That one at least did not go in a loop.

On July 12th, I see the same pattern of four ssh connections in a row spreads every five minutes. The first one being at 2023-07-12T22:20:15 UTC and the requests were for https://gerrit.wikimedia.org/r/c/labs/tools/wikibugs2/+/937538.

That is all I got :/

The long term fix would be to phase out the bot and migrate the logic toward the reviewers plugin ( https://gerrit.wikimedia.org/r/plugins/reviewers/Documentation/config.md ).
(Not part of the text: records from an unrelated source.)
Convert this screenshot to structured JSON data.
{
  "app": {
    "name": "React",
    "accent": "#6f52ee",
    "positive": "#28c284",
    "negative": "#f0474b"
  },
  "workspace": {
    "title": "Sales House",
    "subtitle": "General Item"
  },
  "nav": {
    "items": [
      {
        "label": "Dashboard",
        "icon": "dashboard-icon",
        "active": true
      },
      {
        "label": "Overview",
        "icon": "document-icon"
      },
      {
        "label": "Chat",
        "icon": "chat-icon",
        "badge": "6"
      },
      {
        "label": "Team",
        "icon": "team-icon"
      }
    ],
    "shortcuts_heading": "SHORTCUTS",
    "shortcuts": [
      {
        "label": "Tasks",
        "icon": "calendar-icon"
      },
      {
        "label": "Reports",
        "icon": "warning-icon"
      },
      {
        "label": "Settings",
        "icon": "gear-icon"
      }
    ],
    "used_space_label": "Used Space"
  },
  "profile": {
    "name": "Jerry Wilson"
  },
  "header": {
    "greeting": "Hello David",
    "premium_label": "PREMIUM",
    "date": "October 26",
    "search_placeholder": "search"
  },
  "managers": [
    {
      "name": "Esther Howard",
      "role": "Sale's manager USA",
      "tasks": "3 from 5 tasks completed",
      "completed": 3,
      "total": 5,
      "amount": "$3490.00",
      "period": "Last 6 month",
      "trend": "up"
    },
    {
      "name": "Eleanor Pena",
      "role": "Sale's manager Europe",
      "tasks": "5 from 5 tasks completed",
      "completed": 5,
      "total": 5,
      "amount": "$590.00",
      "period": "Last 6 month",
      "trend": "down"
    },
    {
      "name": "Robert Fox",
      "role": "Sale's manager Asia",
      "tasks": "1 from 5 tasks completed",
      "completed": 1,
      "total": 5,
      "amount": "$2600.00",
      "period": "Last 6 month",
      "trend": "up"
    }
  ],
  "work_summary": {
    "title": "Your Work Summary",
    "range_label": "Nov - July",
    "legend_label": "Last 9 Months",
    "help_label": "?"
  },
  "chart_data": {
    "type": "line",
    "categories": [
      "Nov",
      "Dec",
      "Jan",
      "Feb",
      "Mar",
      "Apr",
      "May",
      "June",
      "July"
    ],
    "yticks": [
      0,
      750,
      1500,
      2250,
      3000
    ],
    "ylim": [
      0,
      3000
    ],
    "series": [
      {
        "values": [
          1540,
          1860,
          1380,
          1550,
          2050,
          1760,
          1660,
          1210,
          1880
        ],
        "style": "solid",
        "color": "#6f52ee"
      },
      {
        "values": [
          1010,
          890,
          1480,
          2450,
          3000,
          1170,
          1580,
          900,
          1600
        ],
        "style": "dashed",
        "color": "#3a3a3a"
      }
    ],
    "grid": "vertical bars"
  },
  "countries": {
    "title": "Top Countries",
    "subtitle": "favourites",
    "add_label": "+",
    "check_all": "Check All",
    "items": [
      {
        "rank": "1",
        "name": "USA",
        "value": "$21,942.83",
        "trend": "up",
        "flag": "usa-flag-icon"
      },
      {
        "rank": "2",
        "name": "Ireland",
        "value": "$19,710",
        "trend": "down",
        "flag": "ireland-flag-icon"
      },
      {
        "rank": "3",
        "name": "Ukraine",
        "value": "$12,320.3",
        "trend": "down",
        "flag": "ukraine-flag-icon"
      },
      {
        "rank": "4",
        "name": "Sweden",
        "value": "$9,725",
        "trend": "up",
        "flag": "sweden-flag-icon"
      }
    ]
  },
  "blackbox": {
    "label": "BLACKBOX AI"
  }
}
I am not sure whether the feature set match though, if so the migration might not be that complicated:

  • Parse the Wiki page
  • Generate reviewers.config files to be uploaded to the projects refs/meta/config
  • Write end user documentation explaining how to edit it (it is in repo settingsCommandsReviewers Config (example for mediawiki/core) but that requires to be an owner of the repo and there is no GUI to propose a modification.

I guess we can mark this solved for now since the root cause got found?

hashar assigned this task to valhallasw.

Marking that one closed since the source of the issue has been found (wrong entry) and worked around (remove the wrong entry).

The long term fix would be convert Git/Reviewers entries to Gerrit reviewers.config and let the bot retired peacefully :]